« 野田秀樹『パイパー』を読む | トップページ | ニール・サイモン『ビロクシー・ブルース』を読む »

宮本輝『愉楽の園』を読む

 外国に行ったことはないし、行きたいとも思わない。あえて行きたい国を挙げれば、アイルランド。ベケット、ジョイスの生まれた国だから。映画『サウンド・オブ・ミュージック』のロケ地のザルツブルグも魅力的な町に思えた。ただ、こうやって挙げていき。意識を外国に向けていくと多くなる。多くなるけれど、日本のあちこちにも行きたいところがたくさんあるので、そちらを優先というのが実情。
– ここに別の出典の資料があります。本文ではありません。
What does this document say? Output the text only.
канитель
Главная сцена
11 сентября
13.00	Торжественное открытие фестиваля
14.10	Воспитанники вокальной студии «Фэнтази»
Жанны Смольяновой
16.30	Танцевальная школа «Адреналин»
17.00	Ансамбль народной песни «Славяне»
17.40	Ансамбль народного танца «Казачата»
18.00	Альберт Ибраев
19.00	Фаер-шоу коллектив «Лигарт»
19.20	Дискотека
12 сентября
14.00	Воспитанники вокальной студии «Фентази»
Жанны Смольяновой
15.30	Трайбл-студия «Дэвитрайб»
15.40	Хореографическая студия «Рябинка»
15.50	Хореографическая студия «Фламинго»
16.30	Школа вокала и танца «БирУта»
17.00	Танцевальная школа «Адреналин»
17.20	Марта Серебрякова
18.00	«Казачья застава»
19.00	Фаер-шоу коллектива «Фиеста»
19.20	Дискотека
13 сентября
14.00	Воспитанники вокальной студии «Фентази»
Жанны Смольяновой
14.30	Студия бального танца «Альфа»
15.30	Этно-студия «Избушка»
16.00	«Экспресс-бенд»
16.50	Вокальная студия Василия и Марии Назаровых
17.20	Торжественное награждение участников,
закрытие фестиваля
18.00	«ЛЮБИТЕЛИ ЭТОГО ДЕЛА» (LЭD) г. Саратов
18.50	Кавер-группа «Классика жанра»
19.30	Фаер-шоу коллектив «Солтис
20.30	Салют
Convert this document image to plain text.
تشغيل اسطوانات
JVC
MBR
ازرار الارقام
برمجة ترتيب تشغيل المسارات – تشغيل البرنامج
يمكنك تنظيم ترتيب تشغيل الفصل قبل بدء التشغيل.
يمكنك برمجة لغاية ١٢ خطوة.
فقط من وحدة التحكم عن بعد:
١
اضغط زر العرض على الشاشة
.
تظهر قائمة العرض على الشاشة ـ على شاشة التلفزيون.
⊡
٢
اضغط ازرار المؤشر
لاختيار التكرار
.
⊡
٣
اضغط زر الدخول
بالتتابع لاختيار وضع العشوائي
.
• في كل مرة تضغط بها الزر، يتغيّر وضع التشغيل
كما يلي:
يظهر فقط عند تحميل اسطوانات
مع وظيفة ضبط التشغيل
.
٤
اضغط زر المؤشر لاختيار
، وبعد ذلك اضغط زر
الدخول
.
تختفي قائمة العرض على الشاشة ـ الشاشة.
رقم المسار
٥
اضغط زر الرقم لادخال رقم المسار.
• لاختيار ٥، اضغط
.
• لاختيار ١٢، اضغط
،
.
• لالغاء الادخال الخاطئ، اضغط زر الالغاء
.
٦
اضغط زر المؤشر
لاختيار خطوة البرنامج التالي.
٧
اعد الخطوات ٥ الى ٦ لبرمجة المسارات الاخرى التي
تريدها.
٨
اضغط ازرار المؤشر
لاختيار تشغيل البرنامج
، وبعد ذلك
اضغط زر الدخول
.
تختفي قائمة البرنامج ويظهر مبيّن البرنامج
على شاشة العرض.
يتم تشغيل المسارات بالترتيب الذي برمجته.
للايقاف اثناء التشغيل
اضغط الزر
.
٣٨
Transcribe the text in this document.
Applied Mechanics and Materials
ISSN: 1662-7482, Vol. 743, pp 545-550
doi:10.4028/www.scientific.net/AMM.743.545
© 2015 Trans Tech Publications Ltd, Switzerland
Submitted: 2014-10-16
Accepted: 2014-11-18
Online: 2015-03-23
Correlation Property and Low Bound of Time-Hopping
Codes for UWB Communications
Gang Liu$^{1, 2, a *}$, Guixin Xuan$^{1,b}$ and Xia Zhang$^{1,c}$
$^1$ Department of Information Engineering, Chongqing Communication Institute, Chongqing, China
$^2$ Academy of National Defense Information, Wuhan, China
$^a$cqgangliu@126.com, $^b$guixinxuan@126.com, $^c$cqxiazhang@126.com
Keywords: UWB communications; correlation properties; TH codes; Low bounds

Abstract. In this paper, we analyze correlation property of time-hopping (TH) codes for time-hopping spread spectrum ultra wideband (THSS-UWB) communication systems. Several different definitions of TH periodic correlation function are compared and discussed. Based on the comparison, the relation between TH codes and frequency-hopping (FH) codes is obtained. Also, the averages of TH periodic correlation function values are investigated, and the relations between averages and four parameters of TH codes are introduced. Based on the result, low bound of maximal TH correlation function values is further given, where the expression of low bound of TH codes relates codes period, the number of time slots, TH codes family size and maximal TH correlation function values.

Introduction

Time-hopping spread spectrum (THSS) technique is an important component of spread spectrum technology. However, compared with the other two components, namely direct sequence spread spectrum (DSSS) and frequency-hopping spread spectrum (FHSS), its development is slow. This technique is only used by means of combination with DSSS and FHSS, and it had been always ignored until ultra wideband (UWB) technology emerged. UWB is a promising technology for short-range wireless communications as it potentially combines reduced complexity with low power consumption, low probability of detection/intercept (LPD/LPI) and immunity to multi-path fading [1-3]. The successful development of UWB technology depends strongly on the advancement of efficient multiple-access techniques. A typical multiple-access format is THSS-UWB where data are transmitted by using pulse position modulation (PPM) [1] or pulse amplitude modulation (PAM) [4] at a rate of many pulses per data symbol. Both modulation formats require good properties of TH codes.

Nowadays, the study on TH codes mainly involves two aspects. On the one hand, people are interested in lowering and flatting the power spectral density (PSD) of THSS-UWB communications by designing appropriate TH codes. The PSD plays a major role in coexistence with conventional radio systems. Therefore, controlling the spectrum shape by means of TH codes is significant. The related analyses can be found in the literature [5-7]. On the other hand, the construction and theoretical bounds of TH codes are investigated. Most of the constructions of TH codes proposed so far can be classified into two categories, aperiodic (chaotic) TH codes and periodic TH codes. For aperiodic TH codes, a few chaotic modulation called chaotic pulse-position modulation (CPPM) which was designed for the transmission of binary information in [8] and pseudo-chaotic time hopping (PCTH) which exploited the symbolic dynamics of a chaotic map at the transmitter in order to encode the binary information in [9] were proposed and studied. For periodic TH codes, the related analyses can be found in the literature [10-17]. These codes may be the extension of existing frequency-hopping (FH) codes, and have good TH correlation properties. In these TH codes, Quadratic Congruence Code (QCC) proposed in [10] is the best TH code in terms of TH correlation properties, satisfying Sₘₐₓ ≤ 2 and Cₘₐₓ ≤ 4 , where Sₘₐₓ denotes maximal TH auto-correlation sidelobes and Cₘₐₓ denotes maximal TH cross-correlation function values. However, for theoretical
 この宮本作品の舞台はタイ。タイの魅力も感じた。しかし、外国を放浪する男とタイの男の愛人になった女は無国籍で、無国籍だからこその部分もあるけれど、だから根っこがないようにも思えたりする。気楽に愉しめばいいのだろうけれど、愉しむには作品に無理があるように思えてならない。読むのに足かけ2年かかってしまった。

|

« 野田秀樹『パイパー』を読む | トップページ | ニール・サイモン『ビロクシー・ブルース』を読む »

書籍・雑誌」カテゴリの記事

コメント

コメントを書く



(ウェブ上には掲載しません)




トラックバック


この記事へのトラックバック一覧です: 宮本輝『愉楽の園』を読む:

« 野田秀樹『パイパー』を読む | トップページ | ニール・サイモン『ビロクシー・ブルース』を読む »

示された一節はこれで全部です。